If anything this provides another lever for free market principles to decide who survives based on willingness to pay (WTP - likely familiar to those who went to business school).


> I have heard in China doctors will give preferential treatment to patients who give sufficient 'hongbao' (red envelope = money).

Yes, this is true. Hospital admissions requires approval of a doctor, and you essentially have to out-bribe other patients to get a bed, or even convince doctors to pay attention to you. [Personal experience.]
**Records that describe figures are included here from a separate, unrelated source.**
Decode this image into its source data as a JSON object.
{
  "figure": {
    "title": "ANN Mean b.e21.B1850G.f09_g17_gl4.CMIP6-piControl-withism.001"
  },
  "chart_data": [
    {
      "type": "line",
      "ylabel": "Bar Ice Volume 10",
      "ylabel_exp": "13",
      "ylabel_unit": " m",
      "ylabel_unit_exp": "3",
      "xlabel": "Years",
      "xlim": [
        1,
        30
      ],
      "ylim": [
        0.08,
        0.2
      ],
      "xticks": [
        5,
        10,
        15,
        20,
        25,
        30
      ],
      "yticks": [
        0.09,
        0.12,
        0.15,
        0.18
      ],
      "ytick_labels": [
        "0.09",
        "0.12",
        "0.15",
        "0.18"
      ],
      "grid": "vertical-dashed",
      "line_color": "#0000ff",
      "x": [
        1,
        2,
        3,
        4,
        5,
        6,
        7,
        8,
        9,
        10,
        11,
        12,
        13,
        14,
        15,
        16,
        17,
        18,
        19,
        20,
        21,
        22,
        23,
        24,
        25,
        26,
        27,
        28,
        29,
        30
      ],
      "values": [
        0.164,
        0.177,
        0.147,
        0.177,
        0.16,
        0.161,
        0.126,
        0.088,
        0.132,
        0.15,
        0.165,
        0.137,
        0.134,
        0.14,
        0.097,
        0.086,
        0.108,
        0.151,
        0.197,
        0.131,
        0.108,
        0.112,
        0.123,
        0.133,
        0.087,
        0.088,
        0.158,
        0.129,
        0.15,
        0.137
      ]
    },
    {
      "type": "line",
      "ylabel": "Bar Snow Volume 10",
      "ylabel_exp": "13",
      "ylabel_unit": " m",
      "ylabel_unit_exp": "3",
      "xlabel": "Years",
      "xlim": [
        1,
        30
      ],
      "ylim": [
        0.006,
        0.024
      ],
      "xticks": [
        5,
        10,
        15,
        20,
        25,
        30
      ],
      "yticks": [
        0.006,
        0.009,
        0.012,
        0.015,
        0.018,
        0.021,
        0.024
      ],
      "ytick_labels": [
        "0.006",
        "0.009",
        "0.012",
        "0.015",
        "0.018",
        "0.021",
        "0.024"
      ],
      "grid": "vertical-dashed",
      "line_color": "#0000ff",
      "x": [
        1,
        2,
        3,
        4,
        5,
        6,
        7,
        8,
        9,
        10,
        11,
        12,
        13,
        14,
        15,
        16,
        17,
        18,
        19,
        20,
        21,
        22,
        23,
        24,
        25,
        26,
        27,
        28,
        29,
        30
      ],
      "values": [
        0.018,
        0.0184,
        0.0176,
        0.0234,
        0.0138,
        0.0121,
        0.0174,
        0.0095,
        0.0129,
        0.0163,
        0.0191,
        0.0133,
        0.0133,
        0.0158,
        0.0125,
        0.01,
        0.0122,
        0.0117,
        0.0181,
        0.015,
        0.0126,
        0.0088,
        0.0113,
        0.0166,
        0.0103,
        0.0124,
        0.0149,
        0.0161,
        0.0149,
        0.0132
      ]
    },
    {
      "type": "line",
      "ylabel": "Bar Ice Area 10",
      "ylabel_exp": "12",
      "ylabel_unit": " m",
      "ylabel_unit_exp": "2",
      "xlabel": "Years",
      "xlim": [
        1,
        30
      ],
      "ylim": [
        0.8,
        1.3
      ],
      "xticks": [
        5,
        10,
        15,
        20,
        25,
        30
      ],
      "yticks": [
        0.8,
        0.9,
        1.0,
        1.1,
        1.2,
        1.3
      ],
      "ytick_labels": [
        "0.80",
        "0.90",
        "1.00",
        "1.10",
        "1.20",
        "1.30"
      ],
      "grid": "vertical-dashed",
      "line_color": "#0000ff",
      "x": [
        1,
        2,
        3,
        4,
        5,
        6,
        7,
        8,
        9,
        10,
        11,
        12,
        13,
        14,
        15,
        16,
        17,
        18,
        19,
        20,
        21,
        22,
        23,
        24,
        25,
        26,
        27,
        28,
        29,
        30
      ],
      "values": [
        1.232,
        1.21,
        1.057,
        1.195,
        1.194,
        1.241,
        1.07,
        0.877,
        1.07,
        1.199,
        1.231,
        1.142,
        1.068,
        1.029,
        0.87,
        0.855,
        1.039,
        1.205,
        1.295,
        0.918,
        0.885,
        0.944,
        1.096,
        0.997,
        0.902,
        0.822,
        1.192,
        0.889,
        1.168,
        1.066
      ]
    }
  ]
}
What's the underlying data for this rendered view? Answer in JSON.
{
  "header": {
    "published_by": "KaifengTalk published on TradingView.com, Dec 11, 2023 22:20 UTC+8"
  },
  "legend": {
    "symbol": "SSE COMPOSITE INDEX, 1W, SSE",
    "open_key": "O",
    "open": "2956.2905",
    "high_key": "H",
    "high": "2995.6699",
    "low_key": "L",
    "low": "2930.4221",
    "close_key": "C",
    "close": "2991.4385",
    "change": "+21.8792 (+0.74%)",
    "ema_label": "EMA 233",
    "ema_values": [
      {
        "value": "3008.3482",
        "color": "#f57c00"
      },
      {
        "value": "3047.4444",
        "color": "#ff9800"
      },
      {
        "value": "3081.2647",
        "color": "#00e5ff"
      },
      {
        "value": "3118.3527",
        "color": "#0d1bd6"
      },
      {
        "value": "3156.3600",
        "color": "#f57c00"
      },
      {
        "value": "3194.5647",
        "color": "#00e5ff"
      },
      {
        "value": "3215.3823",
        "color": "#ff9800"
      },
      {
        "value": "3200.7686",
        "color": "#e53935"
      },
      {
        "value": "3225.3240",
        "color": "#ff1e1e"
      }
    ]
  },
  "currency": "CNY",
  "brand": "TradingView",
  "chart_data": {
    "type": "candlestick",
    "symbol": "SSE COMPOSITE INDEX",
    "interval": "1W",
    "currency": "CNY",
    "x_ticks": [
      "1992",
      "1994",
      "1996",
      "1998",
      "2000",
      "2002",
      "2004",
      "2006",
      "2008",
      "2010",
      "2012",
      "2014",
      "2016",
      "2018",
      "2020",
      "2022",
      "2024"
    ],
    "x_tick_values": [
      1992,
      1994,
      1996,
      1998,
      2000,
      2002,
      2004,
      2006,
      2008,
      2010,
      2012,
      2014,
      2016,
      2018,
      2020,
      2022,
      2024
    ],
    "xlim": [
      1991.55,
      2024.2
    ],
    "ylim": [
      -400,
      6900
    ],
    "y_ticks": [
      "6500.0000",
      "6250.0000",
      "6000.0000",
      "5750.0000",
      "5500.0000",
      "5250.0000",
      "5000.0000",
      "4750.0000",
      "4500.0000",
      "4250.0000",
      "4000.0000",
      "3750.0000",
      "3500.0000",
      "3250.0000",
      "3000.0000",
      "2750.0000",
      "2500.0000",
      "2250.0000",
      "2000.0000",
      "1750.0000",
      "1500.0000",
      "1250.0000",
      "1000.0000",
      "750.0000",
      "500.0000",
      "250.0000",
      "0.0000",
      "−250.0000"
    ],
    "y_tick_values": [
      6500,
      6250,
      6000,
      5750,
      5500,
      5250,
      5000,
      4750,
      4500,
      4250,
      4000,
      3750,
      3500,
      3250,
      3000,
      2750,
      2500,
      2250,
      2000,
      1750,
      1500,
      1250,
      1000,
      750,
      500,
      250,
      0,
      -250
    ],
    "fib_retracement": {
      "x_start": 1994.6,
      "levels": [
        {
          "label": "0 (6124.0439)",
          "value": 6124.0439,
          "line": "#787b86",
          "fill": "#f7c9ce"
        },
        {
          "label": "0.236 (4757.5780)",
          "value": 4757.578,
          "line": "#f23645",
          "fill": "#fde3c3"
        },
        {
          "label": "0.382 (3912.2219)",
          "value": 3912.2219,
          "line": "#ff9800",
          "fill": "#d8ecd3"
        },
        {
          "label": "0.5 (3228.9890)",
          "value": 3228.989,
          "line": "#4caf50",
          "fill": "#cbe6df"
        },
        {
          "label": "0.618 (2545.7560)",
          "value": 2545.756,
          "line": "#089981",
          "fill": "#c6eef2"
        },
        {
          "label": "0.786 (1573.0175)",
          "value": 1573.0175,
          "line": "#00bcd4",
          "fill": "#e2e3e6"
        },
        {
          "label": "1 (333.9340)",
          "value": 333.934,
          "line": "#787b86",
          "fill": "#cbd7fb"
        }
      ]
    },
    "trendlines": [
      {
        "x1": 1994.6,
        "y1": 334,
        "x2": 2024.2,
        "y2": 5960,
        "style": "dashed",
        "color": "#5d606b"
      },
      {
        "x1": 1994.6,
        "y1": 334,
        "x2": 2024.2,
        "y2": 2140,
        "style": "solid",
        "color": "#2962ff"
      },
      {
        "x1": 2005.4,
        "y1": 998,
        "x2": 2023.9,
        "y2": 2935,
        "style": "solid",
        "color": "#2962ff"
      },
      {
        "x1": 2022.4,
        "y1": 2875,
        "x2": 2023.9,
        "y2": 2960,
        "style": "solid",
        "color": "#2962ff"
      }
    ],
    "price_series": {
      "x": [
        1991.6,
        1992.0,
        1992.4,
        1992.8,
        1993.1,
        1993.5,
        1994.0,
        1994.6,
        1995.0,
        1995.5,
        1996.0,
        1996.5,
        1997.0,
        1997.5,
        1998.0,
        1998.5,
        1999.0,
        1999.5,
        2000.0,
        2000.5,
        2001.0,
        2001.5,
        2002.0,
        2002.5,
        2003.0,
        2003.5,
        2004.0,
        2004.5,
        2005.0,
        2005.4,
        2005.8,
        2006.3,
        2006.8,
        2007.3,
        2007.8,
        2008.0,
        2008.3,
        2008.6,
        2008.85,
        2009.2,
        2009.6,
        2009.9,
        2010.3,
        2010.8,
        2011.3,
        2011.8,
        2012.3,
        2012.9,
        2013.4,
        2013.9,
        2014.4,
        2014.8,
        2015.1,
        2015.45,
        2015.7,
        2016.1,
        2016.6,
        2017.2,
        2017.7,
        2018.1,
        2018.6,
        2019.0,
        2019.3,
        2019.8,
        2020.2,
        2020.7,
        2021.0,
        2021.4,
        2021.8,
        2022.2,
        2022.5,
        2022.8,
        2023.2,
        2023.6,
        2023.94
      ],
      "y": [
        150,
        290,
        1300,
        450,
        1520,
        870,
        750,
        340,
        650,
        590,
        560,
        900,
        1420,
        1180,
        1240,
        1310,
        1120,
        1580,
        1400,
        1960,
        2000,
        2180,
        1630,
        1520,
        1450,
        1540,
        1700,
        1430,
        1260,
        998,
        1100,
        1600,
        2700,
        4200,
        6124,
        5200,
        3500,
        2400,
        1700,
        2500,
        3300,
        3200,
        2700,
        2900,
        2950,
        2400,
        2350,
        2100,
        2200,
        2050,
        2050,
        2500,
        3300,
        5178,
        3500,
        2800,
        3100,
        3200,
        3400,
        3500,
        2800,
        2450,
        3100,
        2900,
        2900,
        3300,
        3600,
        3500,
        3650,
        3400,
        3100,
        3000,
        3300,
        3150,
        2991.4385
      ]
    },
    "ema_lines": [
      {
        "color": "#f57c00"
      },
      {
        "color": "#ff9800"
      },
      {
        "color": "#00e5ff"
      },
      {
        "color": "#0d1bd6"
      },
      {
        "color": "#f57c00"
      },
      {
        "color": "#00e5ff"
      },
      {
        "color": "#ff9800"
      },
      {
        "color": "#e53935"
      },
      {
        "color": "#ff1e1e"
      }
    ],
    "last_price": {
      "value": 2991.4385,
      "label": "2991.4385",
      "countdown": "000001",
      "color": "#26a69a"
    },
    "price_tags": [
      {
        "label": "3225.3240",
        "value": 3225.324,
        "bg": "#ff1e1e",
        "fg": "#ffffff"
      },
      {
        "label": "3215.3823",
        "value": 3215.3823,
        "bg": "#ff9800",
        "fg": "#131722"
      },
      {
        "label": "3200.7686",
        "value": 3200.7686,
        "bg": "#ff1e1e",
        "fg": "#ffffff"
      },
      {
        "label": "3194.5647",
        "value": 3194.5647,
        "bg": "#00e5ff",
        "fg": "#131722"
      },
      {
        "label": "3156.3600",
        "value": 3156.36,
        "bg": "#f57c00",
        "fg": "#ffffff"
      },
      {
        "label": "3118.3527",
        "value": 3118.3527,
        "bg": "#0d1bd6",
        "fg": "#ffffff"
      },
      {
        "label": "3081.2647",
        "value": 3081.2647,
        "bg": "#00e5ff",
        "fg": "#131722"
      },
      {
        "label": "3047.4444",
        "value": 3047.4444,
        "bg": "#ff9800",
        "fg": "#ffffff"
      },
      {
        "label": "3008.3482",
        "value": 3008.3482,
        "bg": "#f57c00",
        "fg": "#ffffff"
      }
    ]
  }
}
Are hospitals actually struggling?


Depends on the hospital, but very possible. It's also very complex.

Sometimes it is just a matter of what you offer as a hospital, the volume of people you bring in, and what you do.

Example:

Obstetrics is becoming a major money looser due to changes in the insurance market. So insurance companies how require a hospital who handle's births to also have a surgery center and be able to handle c-sections in order to insure any birthing. The thing is that requires an on call surge and staff and things that previously a lot of hospitals didn't have.

So in order provide that service the overhead just skyrocketed. Many rural hospitals just don't offer it anymore or if they are / are taking big losses to provide the service.

That's just one area.


Thank you for the insight! Can you reveal where you learned this? I would love to get a better understanding of the financials of the healthcare industry.


Sadly it's not from an site that covers it all. I too am interested in the topic.

This was just a local news story, they tend to do a good job:

https://www.mprnews.org/story/2019/01/22/rural-clinics-end-b...


If you read the article you'll see that the reasons they're asking is for improved "amenities". But its a bit misleading since they also charge through the roof for said "amenities".


waste of money.

Now, funding a free clinic in a poor area for 50 years is a great idea.


Good move. The closer we move our healthcare system towards "pay what you want" and get rid of all middleman positions (both private and government-based), the better.


How do you envision "pay what you want" healthcare working?


> "pay what you want" In this case what determines what you get?